Monday, May 17, 2010

Transitioning from a goal to a habit

In keeping with the advice of Luna June I am posting here everyday for 3 weeks to create the habit to carry me to the next stage of my writing goals. Consistency is a crucial bridge toward getting things done. Lack of consistency and getting sidetracked is a pattern so easy to fall into, but I can’t be content with a couch potato lifestyle so I must make this leap. My goals as a writer are not entirely defined at this juncture, but my desire is enough to propel me on my journey. The immediate action is what is important and the road opens up from there. It is in the process that all the magic happens. Planning situations is only a starting point, and the movement is what brings it together. I long gave up constantly drumming my head with a steady diet of self-help materials, after they became messengers of self-helplessness. The messages became less and less relevant as I saw the wealth and power games of success touted by the money gurus as lacking what I truly needed. I saw how these same people churn out more and more books, vaguely different from the last one they published, or hardly unique to the other’s in their field. Even the preachers are in the game, with the prosperity doctrine of Joel Osteen and Creflo Dollar. They claim God wants us to prosper, as if God was a capitalist. I am bewildered to think that it is so simple. My heart sees this as hollow.

I can’t tell you what God wants in terms of capitalism, because I don’t see the world in that way. I am a realist, trapped in a real world, with real problems. This is how I think.

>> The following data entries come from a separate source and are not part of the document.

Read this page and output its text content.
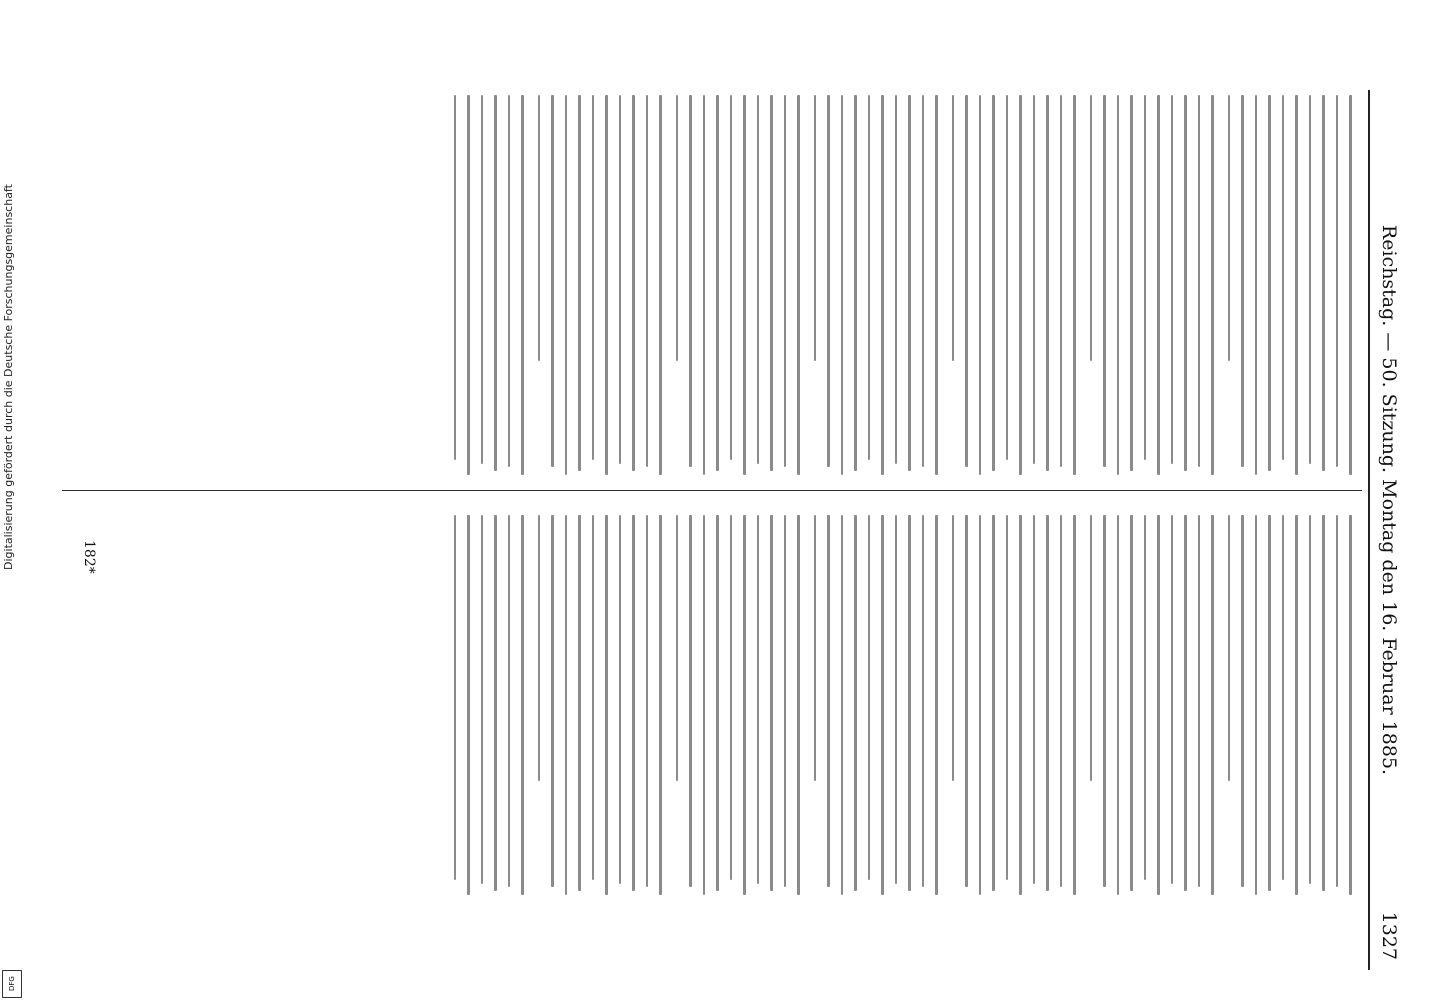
Reichstag. — 50. Sitzung. Montag den 16. Februar 1885.
1327
182*
Digitalisierung gefördert durch die Deutsche Forschungsgemeinschaft
DFG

I ended up in the realm of Buddhism when I fell in with the Shambhala teachings of Trungpa. I snuck in through the back door. Trungpa’s secular vision rang true to me, after reeling from the top down approach I got growing up Catholic. I needed answers and my Sunday school teacher wasn’t ready to supply them. I fell in love with American Indian thought through Black Elk, and Ishi, but didn’t see many places to turn to learn firsthand these teachings. It seemed the early settlers all but wiped out these noble people, marginalizing their descendants to reservations to be drunks and live off the dole. I know this is an oversimplification but you get the idea. The bottom line is that this Irish kid from the Bronx felt stuck by what the world was offering my hungry soul.